The next day they met at the three-hundred-yard range, but without explanation the colonel was absent. Without his intense presence, his people seemed a little more relaxed. The man Hatcher seemed to be in charge, though only barely. He was a wiry fifty-year-old redhead, with spaces between his teeth, a pocketful of pens nested in some kind of plastic envelope in his breast pocket, and the distracted air of a man who knows too much about one thing and not enough about a lot of things. He herded Bob into a black Jeep Cherokee and with two others, including the stolid Payne, they drove over a network of back roads, around the hilltop, to another area.

What he saw shocked Bob some—a large, clear
field on the down slope of a hill, at one end of which stood a jerry-built scaffolding, pipes bolted together, the whole mad structure held stable by guy wires sunk into the ground at a variety of points around its perimeter. It looked like a circus tent without the canvas, or the skeleton of a building without the cement.

Bob saw a series of ladders to its upper reaches, and up there he saw a platform where a shooting bench and a chair had been installed.

“It’s a building in Tulsa, Oklahoma,” said Hatcher. “Or, rather, the height and the distances equal exactly the height and distances of a building in Tulsa, Oklahoma. See the car?”

At one end of a dirt road that ran before the whole ridiculous structure there was an old limousine chassis, its engine long since gone, its body rusty, but its passenger compartment reasonably intact; it was attached by chain and winch to what must have been an engine a half mile away.

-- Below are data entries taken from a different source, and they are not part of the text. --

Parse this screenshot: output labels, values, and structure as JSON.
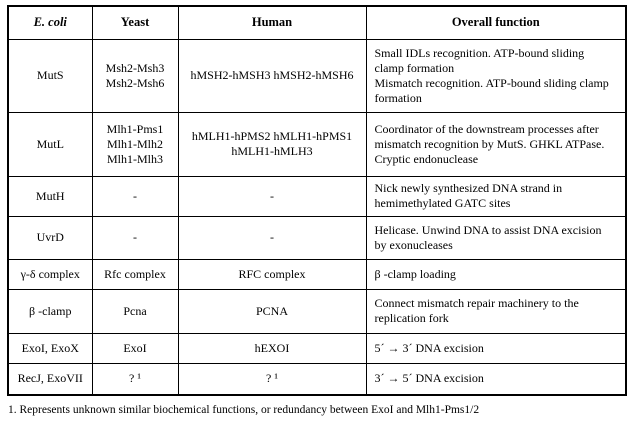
{
  "table": {
    "headers": [
      "E. coli",
      "Yeast",
      "Human",
      "Overall function"
    ],
    "rows": [
      {
        "ecoli": [
          "MutS"
        ],
        "yeast": [
          "Msh2-Msh3",
          "Msh2-Msh6"
        ],
        "human": [
          "hMSH2-hMSH3 hMSH2-hMSH6"
        ],
        "function": [
          "Small IDLs recognition. ATP-bound sliding clamp formation",
          "Mismatch recognition. ATP-bound sliding clamp formation"
        ]
      },
      {
        "ecoli": [
          "MutL"
        ],
        "yeast": [
          "Mlh1-Pms1",
          "Mlh1-Mlh2",
          "Mlh1-Mlh3"
        ],
        "human": [
          "hMLH1-hPMS2 hMLH1-hPMS1",
          "hMLH1-hMLH3"
        ],
        "function": [
          "Coordinator of the downstream processes after mismatch recognition by MutS. GHKL ATPase. Cryptic endonuclease"
        ]
      },
      {
        "ecoli": [
          "MutH"
        ],
        "yeast": [
          "-"
        ],
        "human": [
          "-"
        ],
        "function": [
          "Nick newly synthesized DNA strand in hemimethylated GATC sites"
        ]
      },
      {
        "ecoli": [
          "UvrD"
        ],
        "yeast": [
          "-"
        ],
        "human": [
          "-"
        ],
        "function": [
          "Helicase. Unwind DNA to assist DNA excision by exonucleases"
        ]
      },
      {
        "ecoli": [
          "γ-δ complex"
        ],
        "yeast": [
          "Rfc complex"
        ],
        "human": [
          "RFC complex"
        ],
        "function": [
          "β -clamp loading"
        ]
      },
      {
        "ecoli": [
          "β -clamp"
        ],
        "yeast": [
          "Pcna"
        ],
        "human": [
          "PCNA"
        ],
        "function": [
          "Connect mismatch repair machinery to the replication fork"
        ]
      },
      {
        "ecoli": [
          "ExoI, ExoX"
        ],
        "yeast": [
          "ExoI"
        ],
        "human": [
          "hEXOI"
        ],
        "function": [
          "5´ → 3´ DNA excision"
        ]
      },
      {
        "ecoli": [
          "RecJ, ExoVII"
        ],
        "yeast": [
          "? ¹"
        ],
        "human": [
          "? ¹"
        ],
        "function": [
          "3´ → 5´ DNA excision"
        ]
      }
    ]
  },
  "footnote": "1. Represents unknown similar biochemical functions, or redundancy between ExoI and Mlh1-Pms1/2",
  "colors": {
    "border": "#000000",
    "text": "#000000",
    "background": "#ffffff"
  }
}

“Now what the hell is this?”

“It’s our SWAT scenario,” said Hatcher. “We’ve gamed out a situation where we’re going to ask you to fire on a moving target in a hostage situation. You’ll be operating off cues—you’ll be earphoned into a network and you’ll get an okay to fire at a bank robber who’s fleeing the scene surrounded by hostages. You’ll have an envelope of about five seconds to go for a head shot. It’s based on an event that took place in Tulsa in 1986, where an FBI sniper had to take the same shot.”

“What happened?”

“Ah, he hit a woman hostage in the spine, paralyzing her. The bad guy shot two other hostages to death and then killed himself. It was a horrible thing, just a horrible thing. Man, that agent trained for that shot his whole life, and when it came, he blew it. A shame.”

“They were in a limo?”

“No. It was the back of a pickup. We got a deal on the limo.”

The Cherokee parked, and various people stopped scuffling about and came over to greet the team. Hatcher checked with technicians, radios were issued and handed out and they took Bob to a blackboard under a lean-to.

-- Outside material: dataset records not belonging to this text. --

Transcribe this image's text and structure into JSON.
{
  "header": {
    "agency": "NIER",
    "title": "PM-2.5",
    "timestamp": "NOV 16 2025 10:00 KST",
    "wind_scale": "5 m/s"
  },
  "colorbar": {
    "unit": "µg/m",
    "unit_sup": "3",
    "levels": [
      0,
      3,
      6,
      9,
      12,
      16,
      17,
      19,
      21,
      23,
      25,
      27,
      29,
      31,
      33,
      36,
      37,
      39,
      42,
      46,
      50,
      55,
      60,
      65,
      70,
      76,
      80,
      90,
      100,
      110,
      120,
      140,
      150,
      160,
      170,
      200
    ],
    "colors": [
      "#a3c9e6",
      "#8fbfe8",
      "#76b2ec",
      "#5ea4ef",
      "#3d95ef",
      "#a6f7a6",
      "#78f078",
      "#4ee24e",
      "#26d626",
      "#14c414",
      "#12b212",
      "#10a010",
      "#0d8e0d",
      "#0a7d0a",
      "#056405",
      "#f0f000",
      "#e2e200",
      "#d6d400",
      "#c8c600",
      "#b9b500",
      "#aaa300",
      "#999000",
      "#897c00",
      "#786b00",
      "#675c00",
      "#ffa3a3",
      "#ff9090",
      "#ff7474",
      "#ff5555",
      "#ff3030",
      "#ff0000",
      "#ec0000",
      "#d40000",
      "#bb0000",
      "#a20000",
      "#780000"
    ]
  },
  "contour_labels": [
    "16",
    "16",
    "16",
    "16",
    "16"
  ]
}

“You know, Mr. Swagger, in the past fifteen years, by our computations, law enforcement authorities, federal and local, have taken over eight hundred fifty precision shots. That is, through scopes at armed felons at ranges from between thirty-five and three hundred fifty yards. Do you know what the one-shot stop ratio is?”

“I’d bet it’s low.”

“Thirty-one percent one-shot drops. Hell, just last year in Sacramento, California, a police sniper took a clear shot at an unmoving gunman through the door of an electronics store and missed him completely. The guy shot three hostages to death before they settled his hash. Do you know why?”